On 26 September 2022, the DART spacecraft performed humankind’s first asteroid deflection by intentionally crashing into Dimorphos, the Great-Pyramid-sized moonlet of the larger, mountain-sized asteroid Didymos, shifting its orbit.

Based on observations from Earth, DART succeeded in shrinking the orbit period of Dimorphos around Didymos by 33 minutes, nearly 5% of its original value, while also casting a plume of debris thousands of kilometres in space.

But many unknowns remain about the event, which scientists need to resolve in order to help turn this ‘kinetic impact’ method of asteroid deflection into a well understood and reliably repeatable planetary defence technique. How big was the crater left by DART’s impact, or did the entire asteroid undergo reshaping? What is the mineralogy, structure and precise mass of Dimorphos?
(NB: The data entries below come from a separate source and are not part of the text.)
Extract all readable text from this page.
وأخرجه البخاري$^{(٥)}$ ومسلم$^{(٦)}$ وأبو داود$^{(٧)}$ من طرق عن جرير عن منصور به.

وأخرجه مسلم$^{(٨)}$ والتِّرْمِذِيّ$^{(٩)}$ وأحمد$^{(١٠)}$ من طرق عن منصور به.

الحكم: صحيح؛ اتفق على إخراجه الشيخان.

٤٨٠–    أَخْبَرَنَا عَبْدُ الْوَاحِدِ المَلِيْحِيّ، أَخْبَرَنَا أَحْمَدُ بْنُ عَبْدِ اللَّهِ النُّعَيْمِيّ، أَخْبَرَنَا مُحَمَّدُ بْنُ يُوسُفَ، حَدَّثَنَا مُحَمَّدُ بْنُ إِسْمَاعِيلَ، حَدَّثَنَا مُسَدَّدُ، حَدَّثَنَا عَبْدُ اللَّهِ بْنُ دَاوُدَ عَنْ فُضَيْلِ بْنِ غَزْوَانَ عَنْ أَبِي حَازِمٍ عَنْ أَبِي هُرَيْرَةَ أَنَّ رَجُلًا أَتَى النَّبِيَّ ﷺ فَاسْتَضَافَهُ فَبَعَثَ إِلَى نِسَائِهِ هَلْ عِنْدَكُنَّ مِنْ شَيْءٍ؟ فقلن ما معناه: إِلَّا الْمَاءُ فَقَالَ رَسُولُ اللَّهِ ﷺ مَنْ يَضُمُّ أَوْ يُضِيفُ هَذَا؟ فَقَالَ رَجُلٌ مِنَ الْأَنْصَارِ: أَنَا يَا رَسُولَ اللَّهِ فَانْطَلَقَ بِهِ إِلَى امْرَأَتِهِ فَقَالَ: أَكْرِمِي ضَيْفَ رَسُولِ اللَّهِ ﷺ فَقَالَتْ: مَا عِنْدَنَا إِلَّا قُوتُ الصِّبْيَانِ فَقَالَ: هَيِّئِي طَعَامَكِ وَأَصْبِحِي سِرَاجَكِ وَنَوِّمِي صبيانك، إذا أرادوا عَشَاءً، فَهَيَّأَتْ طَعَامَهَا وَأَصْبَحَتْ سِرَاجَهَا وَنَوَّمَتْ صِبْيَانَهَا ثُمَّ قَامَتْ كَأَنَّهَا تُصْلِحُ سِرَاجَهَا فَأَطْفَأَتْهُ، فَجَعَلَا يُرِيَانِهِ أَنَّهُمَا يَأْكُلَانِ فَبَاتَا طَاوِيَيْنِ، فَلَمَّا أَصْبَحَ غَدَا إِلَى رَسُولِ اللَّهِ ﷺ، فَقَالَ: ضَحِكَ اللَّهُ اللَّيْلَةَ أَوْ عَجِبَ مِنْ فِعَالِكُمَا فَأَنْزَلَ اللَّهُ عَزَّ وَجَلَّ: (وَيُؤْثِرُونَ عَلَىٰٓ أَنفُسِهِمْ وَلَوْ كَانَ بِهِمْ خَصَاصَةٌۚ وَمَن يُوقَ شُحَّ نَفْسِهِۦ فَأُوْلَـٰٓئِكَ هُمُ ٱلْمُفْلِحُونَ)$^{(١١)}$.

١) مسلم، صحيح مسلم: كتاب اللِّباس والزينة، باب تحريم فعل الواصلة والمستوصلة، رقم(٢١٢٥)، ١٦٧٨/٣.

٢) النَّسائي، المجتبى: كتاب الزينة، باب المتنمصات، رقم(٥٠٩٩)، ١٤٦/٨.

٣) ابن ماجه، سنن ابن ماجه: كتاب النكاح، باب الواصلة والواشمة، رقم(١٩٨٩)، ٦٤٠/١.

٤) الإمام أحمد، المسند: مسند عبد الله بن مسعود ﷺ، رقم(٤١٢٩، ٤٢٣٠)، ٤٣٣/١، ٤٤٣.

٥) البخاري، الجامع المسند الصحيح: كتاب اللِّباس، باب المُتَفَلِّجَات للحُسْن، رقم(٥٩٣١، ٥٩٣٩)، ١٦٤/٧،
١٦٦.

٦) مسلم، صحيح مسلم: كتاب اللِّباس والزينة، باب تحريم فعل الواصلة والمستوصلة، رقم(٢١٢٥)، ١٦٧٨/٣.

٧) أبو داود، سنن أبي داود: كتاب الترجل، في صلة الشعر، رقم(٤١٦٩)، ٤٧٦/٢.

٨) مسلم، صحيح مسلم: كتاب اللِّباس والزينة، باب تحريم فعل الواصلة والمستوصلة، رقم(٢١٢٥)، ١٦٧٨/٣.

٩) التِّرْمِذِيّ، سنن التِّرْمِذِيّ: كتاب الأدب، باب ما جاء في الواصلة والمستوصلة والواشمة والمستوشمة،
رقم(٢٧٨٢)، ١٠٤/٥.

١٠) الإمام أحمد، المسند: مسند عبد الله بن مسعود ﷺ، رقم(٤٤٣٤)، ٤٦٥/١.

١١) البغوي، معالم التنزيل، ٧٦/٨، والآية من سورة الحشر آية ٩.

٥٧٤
With a cube-shaped main body measuring approximately 1.6 m across and flanked by twin 5-m solar wings, the Hera spacecraft is ESA’s own contribution to this international planetary defence collaboration. Once it reaches the Didymos binary asteroid in two years’ time, the mission will perform a close-up ‘crash scene investigation’ to gather all the missing knowledge needed.

Around 100 European companies and institutes across 18 ESA Member States have been involved in developing the Hera mission. OHB System AG led the industrial consortium, including responsibility for the overall spacecraft design, development, assembly and testing.

The Milani CubeSat, developed for ESA by Italian industry led by Tyvak International, will survey the mineral makeup of Dimorphos and its surrounding dust, while the Juventas CubeSat, produced by a Luxembourg-led consortium under GOMspace, will perform the first subsurface radar probe of an asteroid. Late in its six-month asteroid survey, Hera will also test out an experimental self-driving mode that will allow it to navigate around the asteroids autonomously based on monitoring of surface features.

The arrival at Didymos is foreseen for autumn 2026, when the asteroid mission will enter its main science and technology demonstration phase.

The spacecraft will pass through Mars to get a gravitational impulse and study the Martian moon Deimos.